Last week, multiple news outlets including Cavs Nation reported that the Cavs had reportedly taken the 5-year, $80 million contract offer away from Tristan Thompson amid the contract holdout.
Larry Coon, a CBA and salary cap guru who’s take on contract situations is very well regarded by peers and fans alike, participated in a Q&A where he got to address a question regarding the dragging negotiations involving Tristan Thompson and the Cleveland Cavaliers.
One assumption I think we’re safe making is that if there was a big offer sheet waiting for him, he would have signed it by now. The Cavs were under no obligation to leave their $80 million offer on the table, and from what I heard, pulled it as soon as Thompson’s qualifying offer expired. I heard it was Mark Termini doing the actual negotiating [for Rich Paul’s Klutch Sports agency], and he has a reputation for taking a really hard stance in negotiations, but I think he seriously miscalculated this one. Maybe he was thinking LeBron would be more of an influence on the team.
It is now being reported by Chris Haynes of the Northeast Ohio Media Group that the Cleveland Cavaliers have not taken the offer off the table, and are still open to signing Thompson to that more than generous deal.
“Cleveland’s offer is still in the ballpark of five years for $80 million, give or take. The Cavs did not withdraw the offer once the qualifying-offer deadline passed. Paul is adamant his client is worth a max contract, rather it be over five or three years.”
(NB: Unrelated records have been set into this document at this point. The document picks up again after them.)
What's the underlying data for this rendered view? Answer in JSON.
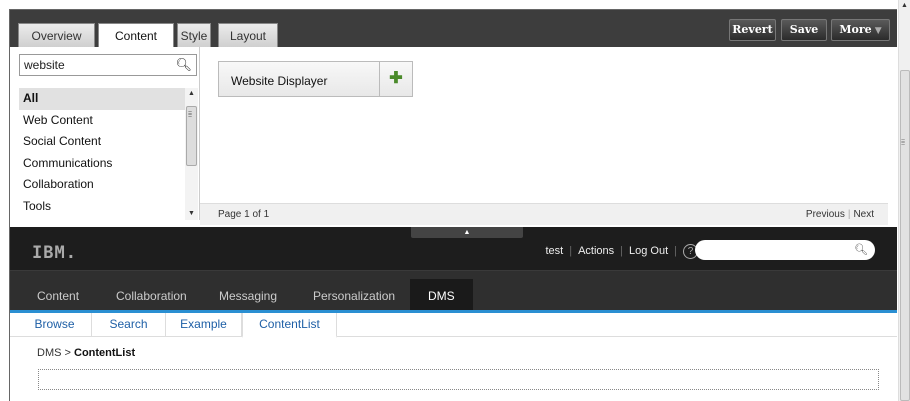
{
  "customize": {
    "tabs": [
      "Overview",
      "Content",
      "Style",
      "Layout"
    ],
    "active_tab": "Content",
    "buttons": {
      "revert": "Revert",
      "save": "Save",
      "more": "More"
    },
    "search": {
      "value": "website",
      "placeholder": ""
    },
    "categories": [
      "All",
      "Web Content",
      "Social Content",
      "Communications",
      "Collaboration",
      "Tools"
    ],
    "selected_category": "All",
    "results": [
      {
        "label": "Website Displayer"
      }
    ],
    "pager": {
      "info": "Page 1 of 1",
      "previous": "Previous",
      "next": "Next"
    }
  },
  "portal": {
    "logo": "IBM.",
    "header_links": [
      "test",
      "Actions",
      "Log Out"
    ],
    "help": "?",
    "search_placeholder": "",
    "nav": [
      "Content",
      "Collaboration",
      "Messaging",
      "Personalization",
      "DMS"
    ],
    "active_nav": "DMS",
    "subtabs": [
      "Browse",
      "Search",
      "Example",
      "ContentList"
    ],
    "active_subtab": "ContentList",
    "breadcrumb": {
      "parent": "DMS",
      "separator": ">",
      "current": "ContentList"
    }
  },
  "colors": {
    "accent_blue": "#2a8fd2",
    "dark_header": "#1d1d1d",
    "nav_bar": "#2f2f2f"
  },
  "icons": {
    "search": "magnifier-icon",
    "add": "plus-icon",
    "help": "help-icon"
  }
}
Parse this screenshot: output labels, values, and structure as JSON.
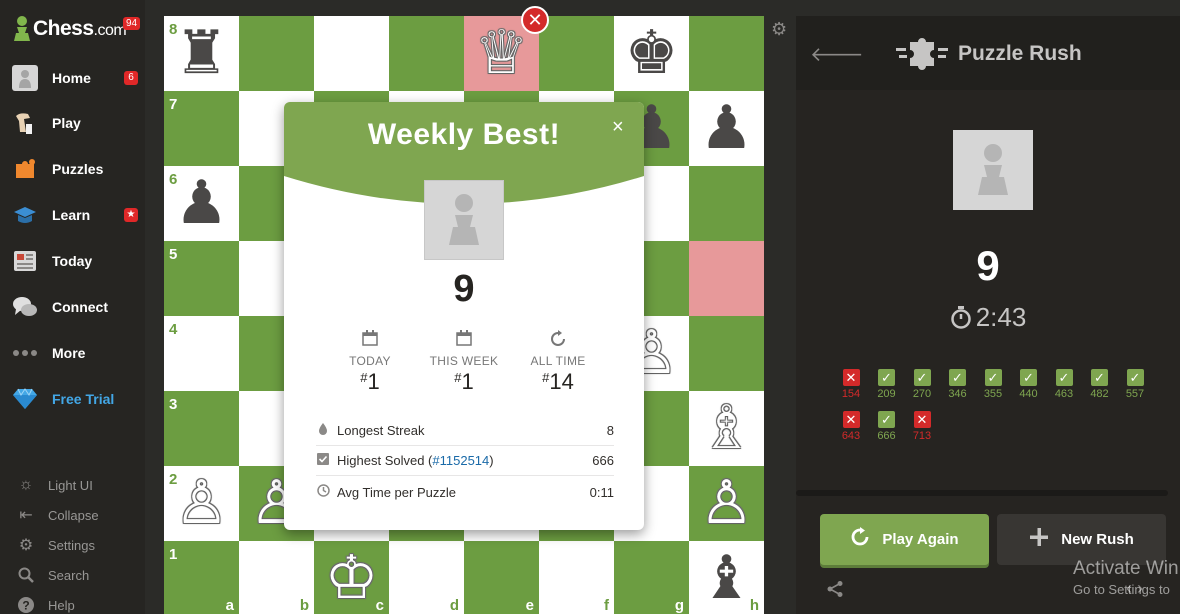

With Thompson’s qualifying offer no longer an option, and the only available teams to sign Thompson being the Portland Trailblazers (who are stacked at the PF/C positions) and the Philadelphia 76ers (who want to build up their young guys and likely won’t commit to a huge contract a guy like Thompson), Tristan’s options are very limited. He can continue this holdout, but would still be a restricted free agent in the summer of 2016 and then an unrestricted free agent in the summer of 2017 if he signs a qualifying offer next summer.
For now, the only real solution to this would be Tristan Thompson signing the 5-year, $80 million contract offer and getting back to the court because the Cavs have no reason to and will likely not increase their offer.